The aim of the economic evaluation is to compare optimality, in terms of costs and health effects, of both strategies. As the clinical study is based on equivalence design we hypothesize that there will be no relevant difference between maternal and neonatal outcome in the two strategies. The economic evaluation will be in the form of a cost-effectiveness analysis (CEA), in which the optimal strategy is defined as the strategy with the largest health gain at the smallest costs.

Ethical considerations

This study has been approved by the ethics committee of the Leiden University Medical Centre (Ref. No. P04.210).

Discussion

There is uncertainty about the management of IUGR at term, whether to leave the child in utero until spontaneous labour starts, or to prevent undernutrition by prolonged pregnancy in a poor intra-uterine environment by inducing labour. This latter treatment modality will most probably be at the cost of an increase in instrumental deliveries [46]. As optimal management of a pregnancy at term suspected to be complicated by IUGR remains unclear, it is a challenge to develop criteria for inducing delivery. An increase in fetal surveillance in these pregnancies (with normal umbilical artery studies) is thought to be associated with more inductions of labour and a shortening of gestational age [49]. Neonatal morbidity (and mortality) is low in term SGA neonates [3], nevertheless these neonates cannot be considered just "healthy small babies".
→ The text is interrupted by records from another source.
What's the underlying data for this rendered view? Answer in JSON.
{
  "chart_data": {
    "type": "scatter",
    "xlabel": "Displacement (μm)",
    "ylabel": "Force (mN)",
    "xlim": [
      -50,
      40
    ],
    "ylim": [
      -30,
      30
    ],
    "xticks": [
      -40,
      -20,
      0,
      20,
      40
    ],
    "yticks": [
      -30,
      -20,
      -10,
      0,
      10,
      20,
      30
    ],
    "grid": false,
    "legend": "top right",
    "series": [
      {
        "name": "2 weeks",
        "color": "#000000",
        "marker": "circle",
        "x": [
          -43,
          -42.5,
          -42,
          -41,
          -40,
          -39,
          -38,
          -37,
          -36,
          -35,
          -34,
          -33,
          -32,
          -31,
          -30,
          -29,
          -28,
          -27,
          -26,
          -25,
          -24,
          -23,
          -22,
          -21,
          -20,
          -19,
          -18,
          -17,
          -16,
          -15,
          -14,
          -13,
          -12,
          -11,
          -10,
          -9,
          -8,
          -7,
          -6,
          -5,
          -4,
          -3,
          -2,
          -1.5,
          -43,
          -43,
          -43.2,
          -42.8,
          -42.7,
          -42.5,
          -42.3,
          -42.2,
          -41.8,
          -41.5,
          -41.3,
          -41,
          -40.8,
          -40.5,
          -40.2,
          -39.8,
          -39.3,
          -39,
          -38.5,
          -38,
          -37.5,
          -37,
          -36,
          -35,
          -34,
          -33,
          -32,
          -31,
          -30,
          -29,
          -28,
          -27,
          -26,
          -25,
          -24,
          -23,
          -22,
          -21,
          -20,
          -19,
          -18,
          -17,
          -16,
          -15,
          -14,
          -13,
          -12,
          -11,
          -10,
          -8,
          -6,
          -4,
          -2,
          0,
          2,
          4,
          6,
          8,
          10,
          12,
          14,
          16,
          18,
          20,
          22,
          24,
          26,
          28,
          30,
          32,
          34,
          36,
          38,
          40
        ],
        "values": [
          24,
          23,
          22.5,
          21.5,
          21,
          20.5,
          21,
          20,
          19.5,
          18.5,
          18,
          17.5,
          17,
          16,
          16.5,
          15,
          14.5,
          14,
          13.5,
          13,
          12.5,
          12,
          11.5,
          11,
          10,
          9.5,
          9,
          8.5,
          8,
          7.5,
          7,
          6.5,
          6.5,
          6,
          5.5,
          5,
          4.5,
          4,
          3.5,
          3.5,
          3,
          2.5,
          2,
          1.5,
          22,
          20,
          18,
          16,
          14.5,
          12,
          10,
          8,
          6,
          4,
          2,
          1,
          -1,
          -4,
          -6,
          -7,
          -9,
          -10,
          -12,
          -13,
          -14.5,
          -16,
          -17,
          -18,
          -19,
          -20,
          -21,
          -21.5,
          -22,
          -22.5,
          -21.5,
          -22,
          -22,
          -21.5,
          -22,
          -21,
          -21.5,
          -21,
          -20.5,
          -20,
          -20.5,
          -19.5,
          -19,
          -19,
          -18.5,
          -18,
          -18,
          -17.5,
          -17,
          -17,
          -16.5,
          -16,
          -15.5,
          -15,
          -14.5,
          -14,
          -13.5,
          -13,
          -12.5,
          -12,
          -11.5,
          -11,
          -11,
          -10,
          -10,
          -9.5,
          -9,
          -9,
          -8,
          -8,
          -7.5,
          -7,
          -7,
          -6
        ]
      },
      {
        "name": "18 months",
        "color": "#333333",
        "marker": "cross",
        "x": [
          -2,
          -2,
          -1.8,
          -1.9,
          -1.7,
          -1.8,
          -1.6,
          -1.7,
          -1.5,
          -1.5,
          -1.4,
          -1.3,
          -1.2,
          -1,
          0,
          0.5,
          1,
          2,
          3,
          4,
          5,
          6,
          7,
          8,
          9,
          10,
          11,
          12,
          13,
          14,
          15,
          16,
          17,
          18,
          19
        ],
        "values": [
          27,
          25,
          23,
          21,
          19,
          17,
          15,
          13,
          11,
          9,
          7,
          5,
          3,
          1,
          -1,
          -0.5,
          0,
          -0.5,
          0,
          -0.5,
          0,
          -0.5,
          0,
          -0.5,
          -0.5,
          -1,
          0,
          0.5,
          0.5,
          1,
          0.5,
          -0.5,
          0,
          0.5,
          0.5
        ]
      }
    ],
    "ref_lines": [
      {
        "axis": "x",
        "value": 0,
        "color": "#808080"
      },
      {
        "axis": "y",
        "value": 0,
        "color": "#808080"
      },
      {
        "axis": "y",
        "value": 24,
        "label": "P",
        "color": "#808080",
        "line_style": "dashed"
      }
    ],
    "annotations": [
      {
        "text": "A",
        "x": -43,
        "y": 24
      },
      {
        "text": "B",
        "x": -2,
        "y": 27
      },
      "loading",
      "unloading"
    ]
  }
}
Although our primary aim is to study pregnancies complicated by IUGR, the inclusion criteria are obviously based on a suspicion of a SGA child, as we include women with a fetus with a Fetal Abdominal Circumference < 10th centile or an Estimated Fetal Weight < 10th centile. By patient's characteristics, such as ethnicity, maternal and paternal length as well as tests results as the amount of amniotic fluid or the Doppler of the arteria umblicalis, we will be able to evaluate which pregnancies are at risk for a poor neonatal outcome.
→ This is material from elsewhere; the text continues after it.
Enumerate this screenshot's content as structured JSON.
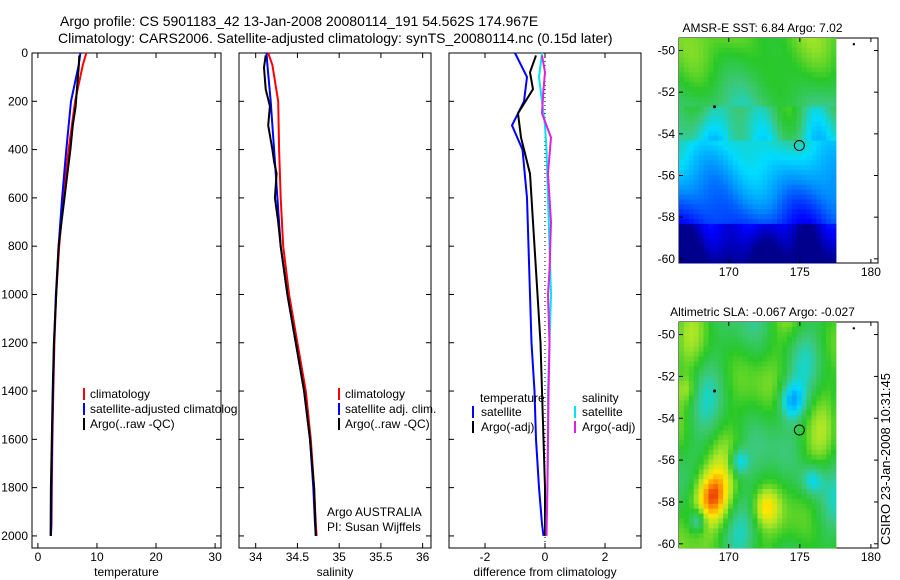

In summary, at the present, there is controversy as to which strategy is the best when IUGR at term is suspected. Whether to induce labour or to await spontaneous labour under strict fetal and maternal monitoring remains debatable because of a lack of evidence. Patients' management partly depends on the attending doctor and on local protocols. To resolve these issues, we will compare both strategies in the multi centre randomised trial – DIGITAT. In a pilot study carried out in one of the participating hospitals, we examined the feasibility of the DIGITAT-trial. Preliminary data from this small pilot show that the interval between randomisation and labour was 2 weeks shorter and birth-weight was 100 grams less in the pregnancies that were directly terminated by induction [50]. The results of the present DIGITAT-trial are expected in 2009.